We show that honeybees can be adversely affected by the use of commonly used pesticides. Dr. Rachel H Parkinson is a scientist at the University of Oxford.

The results add to what the Food and Agriculture Organization of the United Nations and the World Health Organization have called the "rapidly growing body of evidence."

The motor response keeps insects together.

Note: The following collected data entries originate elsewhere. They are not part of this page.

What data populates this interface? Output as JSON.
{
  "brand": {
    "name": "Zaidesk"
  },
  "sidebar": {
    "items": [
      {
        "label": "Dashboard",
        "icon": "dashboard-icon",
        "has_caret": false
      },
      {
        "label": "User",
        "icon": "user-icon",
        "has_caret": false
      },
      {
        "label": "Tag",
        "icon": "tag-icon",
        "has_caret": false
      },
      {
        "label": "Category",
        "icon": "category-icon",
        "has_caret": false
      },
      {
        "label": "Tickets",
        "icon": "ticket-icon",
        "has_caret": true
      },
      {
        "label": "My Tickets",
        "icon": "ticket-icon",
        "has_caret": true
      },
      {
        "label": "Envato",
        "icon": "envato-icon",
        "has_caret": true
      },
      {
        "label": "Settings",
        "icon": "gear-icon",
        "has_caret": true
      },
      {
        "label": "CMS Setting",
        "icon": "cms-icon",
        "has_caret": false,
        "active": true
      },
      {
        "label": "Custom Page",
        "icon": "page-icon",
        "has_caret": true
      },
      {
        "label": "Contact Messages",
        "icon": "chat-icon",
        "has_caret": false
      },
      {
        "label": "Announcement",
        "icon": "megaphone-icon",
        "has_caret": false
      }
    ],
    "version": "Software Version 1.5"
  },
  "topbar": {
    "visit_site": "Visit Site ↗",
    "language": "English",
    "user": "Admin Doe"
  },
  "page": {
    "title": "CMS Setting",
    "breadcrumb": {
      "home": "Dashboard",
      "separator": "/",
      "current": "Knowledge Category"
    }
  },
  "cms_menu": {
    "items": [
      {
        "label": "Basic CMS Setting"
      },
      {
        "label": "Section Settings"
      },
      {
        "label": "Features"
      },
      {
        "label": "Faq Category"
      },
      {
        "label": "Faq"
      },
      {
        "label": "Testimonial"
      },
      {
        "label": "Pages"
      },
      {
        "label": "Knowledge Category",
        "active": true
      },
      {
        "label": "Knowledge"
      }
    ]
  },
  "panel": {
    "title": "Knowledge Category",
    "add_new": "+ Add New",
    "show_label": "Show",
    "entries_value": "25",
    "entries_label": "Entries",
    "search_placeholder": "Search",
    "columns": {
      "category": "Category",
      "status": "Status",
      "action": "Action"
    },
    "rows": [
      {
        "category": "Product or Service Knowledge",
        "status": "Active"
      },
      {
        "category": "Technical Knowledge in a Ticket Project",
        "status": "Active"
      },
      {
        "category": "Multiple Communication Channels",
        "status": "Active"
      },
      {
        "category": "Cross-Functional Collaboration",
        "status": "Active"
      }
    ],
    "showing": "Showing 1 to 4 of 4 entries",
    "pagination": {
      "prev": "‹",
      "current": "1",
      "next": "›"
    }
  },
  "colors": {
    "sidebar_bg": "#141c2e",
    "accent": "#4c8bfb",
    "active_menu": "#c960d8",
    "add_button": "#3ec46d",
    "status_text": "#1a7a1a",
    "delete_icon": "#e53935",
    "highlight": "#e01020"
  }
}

When insects threaten to steer off-course, they have an "optomotor response" which allows them to orient themselves back onto a straight path. Parkinson and colleagues challenged the opto motor response of walking honeybees to respond accurately and timely to videos of vertical bars that moved from left to right across two screens in front of them. The bee assumes that she has been blown off-course and needs to perform a corrective turn to get back to her normal course. The bee's motor system will be instructed to orient back to an illusory straight line after a healthy opto motor response.

The researchers compared the efficiency of the optomotor response between four groups of wild-caught forager honeybees, with between 22 and 28 bees tested per group.

Exposure to pesticides results in a worse motor response.

When the bars were narrow or moving slowly, the bees were less good at responding to the simulation. The bees who had taken the pesticides did not perform as well as the control bees. They turned in one direction only and didn't respond to changes in the direction of the bars. The asymmetry between left and right turns was more pronounced for pesticide exposed bees.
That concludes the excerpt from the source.